Hooliganism and politics collide in Odessa
By Michel Moutot, AFP
May 5, 2014, 12:12 am TWN
ODESSA, Ukraine -- The deaths of 42 people in Odessa that greatly added to the toll of Ukraine's crisis had its roots not only in the worsening political confrontation but also rampant football hooliganism.
The clashes that culminated in a horrific inferno of a trade union building that killed 38 people — most of them pro-Russian activists — began Friday with what was meant to be a peaceful march to a football stadium for a 5:00pm match.
Supporters of Odessa's home team, the Chornomorets, joined up with those of the visiting Metalist side, from Ukraine's northeast city of Kharkiv, to head to the game together.
Originally there were no plans to have the 1,500-strong march turn into what it became: a rally calling for Ukrainian unity.
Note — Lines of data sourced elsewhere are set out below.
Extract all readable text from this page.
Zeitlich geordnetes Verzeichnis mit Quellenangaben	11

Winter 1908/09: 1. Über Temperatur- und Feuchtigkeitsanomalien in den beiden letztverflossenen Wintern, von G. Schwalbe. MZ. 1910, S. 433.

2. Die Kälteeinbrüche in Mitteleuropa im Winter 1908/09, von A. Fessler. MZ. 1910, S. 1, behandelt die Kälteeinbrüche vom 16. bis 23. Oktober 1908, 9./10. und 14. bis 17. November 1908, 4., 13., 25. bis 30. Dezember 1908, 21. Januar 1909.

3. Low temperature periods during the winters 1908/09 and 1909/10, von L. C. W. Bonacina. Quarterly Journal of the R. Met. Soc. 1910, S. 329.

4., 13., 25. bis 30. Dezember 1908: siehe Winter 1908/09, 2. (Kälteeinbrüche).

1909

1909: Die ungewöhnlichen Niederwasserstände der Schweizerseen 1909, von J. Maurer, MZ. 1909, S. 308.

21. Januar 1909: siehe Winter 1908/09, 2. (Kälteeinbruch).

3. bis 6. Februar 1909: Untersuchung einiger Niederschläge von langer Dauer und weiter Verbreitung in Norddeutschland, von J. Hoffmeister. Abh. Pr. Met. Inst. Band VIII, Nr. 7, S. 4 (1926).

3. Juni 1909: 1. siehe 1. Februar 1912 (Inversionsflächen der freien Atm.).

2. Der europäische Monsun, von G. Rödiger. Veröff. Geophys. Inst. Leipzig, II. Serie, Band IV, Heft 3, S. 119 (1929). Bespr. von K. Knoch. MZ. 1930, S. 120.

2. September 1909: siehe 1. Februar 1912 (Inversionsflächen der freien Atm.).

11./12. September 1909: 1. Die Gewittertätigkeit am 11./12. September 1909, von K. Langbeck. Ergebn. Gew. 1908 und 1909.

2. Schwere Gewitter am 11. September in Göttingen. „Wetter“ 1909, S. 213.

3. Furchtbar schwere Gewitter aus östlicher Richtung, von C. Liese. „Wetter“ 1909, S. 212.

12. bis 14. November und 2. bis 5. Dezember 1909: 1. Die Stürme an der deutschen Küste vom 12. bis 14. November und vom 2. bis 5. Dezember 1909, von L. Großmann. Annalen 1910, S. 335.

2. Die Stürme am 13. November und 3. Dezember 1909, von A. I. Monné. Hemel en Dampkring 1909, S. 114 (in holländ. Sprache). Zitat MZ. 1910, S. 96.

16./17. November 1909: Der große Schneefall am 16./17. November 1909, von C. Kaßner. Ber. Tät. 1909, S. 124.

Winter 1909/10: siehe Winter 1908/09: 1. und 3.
But that's what happened.
"It was some of the young supporters — and in this country it's the young who are naturally more in favour of a united Ukraine than backing Russia," said Natalia Petropavlovska, a leader of the local pro-Maidan movement behind the protests that drove out Ukraine's previous Kremlin-friendly government.
The march, draped in the yellow and blue of both Ukraine's national flag and the club colors of Metalist, was set upon by several hundred pro-Russian thugs obviously prepared for violence, some armed and wearing ski masks and helmets, witnesses said.
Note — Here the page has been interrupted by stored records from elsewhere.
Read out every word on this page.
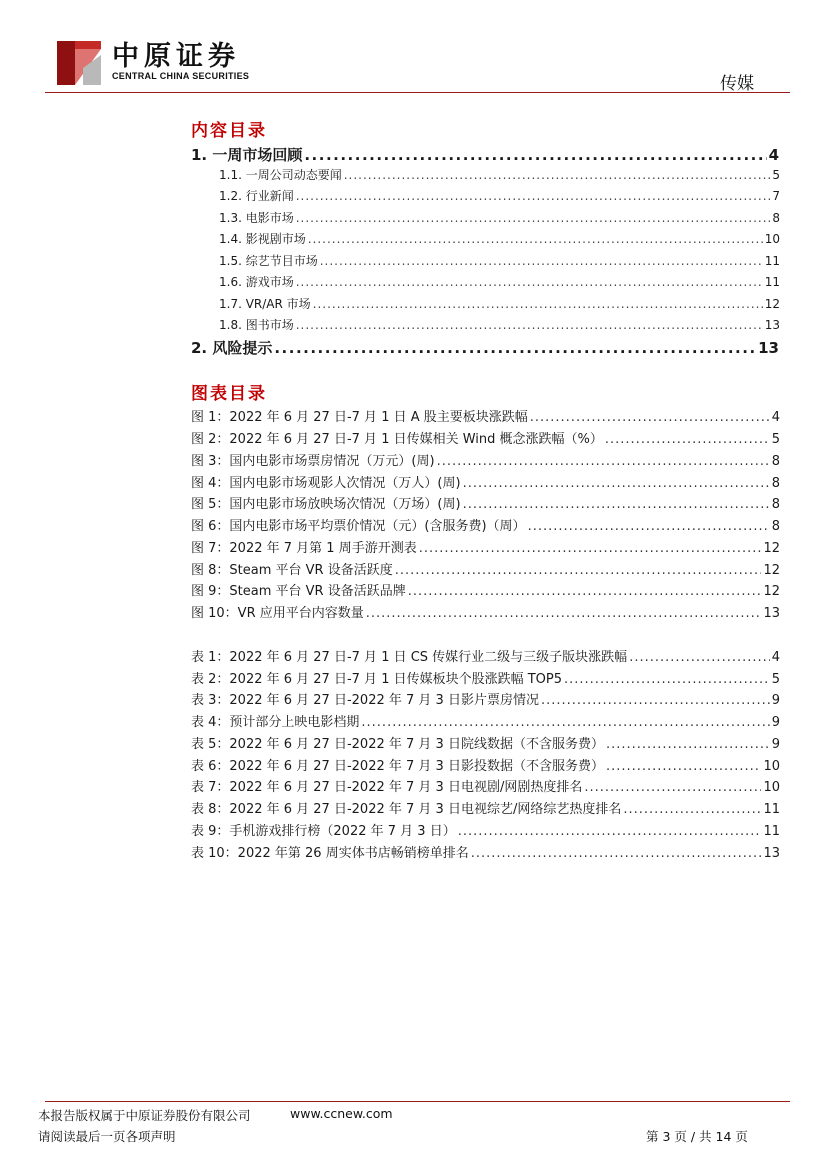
中原证券
CENTRAL CHINA SECURITIES	传媒
内容目录
1. 一周市场回顾 .....	4
1.1. 一周公司动态要闻 .....	5
1.2. 行业新闻 .....	7
1.3. 电影市场 .....	8
1.4. 影视剧市场 .....	10
1.5. 综艺节目市场 .....	11
1.6. 游戏市场 .....	11
1.7. VR/AR 市场 .....	12
1.8. 图书市场 .....	13
2. 风险提示 .....	13
图表目录
图 1：2022 年 6 月 27 日-7 月 1 日 A 股主要板块涨跌幅 .....	4
图 2：2022 年 6 月 27 日-7 月 1 日传媒相关 Wind 概念涨跌幅（%） .....	5
图 3：国内电影市场票房情况（万元）(周) .....	8
图 4：国内电影市场观影人次情况（万人）(周) .....	8
图 5：国内电影市场放映场次情况（万场）(周) .....	8
图 6：国内电影市场平均票价情况（元）(含服务费)（周） .....	8
图 7：2022 年 7 月第 1 周手游开测表 .....	12
图 8：Steam 平台 VR 设备活跃度 .....	12
图 9：Steam 平台 VR 设备活跃品牌 .....	12
图 10：VR 应用平台内容数量 .....	13
表 1：2022 年 6 月 27 日-7 月 1 日 CS 传媒行业二级与三级子版块涨跌幅 .....	4
表 2：2022 年 6 月 27 日-7 月 1 日传媒板块个股涨跌幅 TOP5 .....	5
表 3：2022 年 6 月 27 日-2022 年 7 月 3 日影片票房情况 .....	9
表 4：预计部分上映电影档期 .....	9
表 5：2022 年 6 月 27 日-2022 年 7 月 3 日院线数据（不含服务费） .....	9
表 6：2022 年 6 月 27 日-2022 年 7 月 3 日影投数据（不含服务费） .....	10
表 7：2022 年 6 月 27 日-2022 年 7 月 3 日电视剧/网剧热度排名 .....	10
表 8：2022 年 6 月 27 日-2022 年 7 月 3 日电视综艺/网络综艺热度排名 .....	11
表 9：手机游戏排行榜（2022 年 7 月 3 日） .....	11
表 10：2022 年第 26 周实体书店畅销榜单排名 .....	13
本报告版权属于中原证券股份有限公司	www.ccnew.com
请阅读最后一页各项声明	第 3 页 / 共 14 页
In the melee that ensued, at least four people died from gunshots and a dozen people were wounded.
Pro-Russian Attack a 'big mistake'
Oleg Konstantinov was among the injured taken to the city's Jewish Hospital, where he was treated to bullet wounds to his arm and leg.
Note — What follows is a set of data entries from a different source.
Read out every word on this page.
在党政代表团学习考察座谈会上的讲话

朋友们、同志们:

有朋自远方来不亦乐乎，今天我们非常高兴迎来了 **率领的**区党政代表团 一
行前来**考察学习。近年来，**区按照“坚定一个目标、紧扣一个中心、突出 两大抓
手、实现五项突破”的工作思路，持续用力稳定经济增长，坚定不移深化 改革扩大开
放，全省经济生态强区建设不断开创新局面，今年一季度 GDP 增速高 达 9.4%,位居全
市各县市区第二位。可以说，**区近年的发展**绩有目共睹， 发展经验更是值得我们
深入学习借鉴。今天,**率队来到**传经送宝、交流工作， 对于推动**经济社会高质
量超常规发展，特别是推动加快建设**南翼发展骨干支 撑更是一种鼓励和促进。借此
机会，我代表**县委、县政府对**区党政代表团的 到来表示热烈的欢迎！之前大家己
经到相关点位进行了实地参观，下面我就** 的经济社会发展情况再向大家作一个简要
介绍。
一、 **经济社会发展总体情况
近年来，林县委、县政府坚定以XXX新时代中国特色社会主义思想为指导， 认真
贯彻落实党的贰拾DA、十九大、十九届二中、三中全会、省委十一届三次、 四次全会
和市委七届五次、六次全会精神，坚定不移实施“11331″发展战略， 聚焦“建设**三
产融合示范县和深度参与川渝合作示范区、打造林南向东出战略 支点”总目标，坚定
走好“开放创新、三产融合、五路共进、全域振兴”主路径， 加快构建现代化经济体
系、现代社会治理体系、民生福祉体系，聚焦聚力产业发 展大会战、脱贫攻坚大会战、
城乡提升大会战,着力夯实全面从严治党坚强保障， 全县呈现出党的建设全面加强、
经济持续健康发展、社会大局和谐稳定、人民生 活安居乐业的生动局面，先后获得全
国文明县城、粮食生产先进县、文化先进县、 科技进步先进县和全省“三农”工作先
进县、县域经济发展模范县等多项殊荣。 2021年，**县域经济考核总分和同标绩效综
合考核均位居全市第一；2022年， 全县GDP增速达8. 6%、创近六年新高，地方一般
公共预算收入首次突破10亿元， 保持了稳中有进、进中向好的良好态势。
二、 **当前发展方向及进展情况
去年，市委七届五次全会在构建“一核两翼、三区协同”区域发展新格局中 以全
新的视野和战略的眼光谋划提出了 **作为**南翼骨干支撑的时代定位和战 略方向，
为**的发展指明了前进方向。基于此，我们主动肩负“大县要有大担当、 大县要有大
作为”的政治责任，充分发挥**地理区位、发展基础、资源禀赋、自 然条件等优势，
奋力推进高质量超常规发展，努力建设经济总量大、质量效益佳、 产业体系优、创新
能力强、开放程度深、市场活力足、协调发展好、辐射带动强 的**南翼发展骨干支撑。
"When the shooting started, I said that maybe there were guns because the police had arrived," he said. "I was wounded in the arm, and when my friends were getting me out I was again wounded in the arm and in the leg."
An eyewitness, a 40-year-old man who gave only his first name, Bogdan, said: "The two groups of fans were marching in the city when there was shooting and also some homemade grenades thrown.
"The police did nothing. But the fans fought back. There were more of them than the attackers, and they are no strangers to brawls."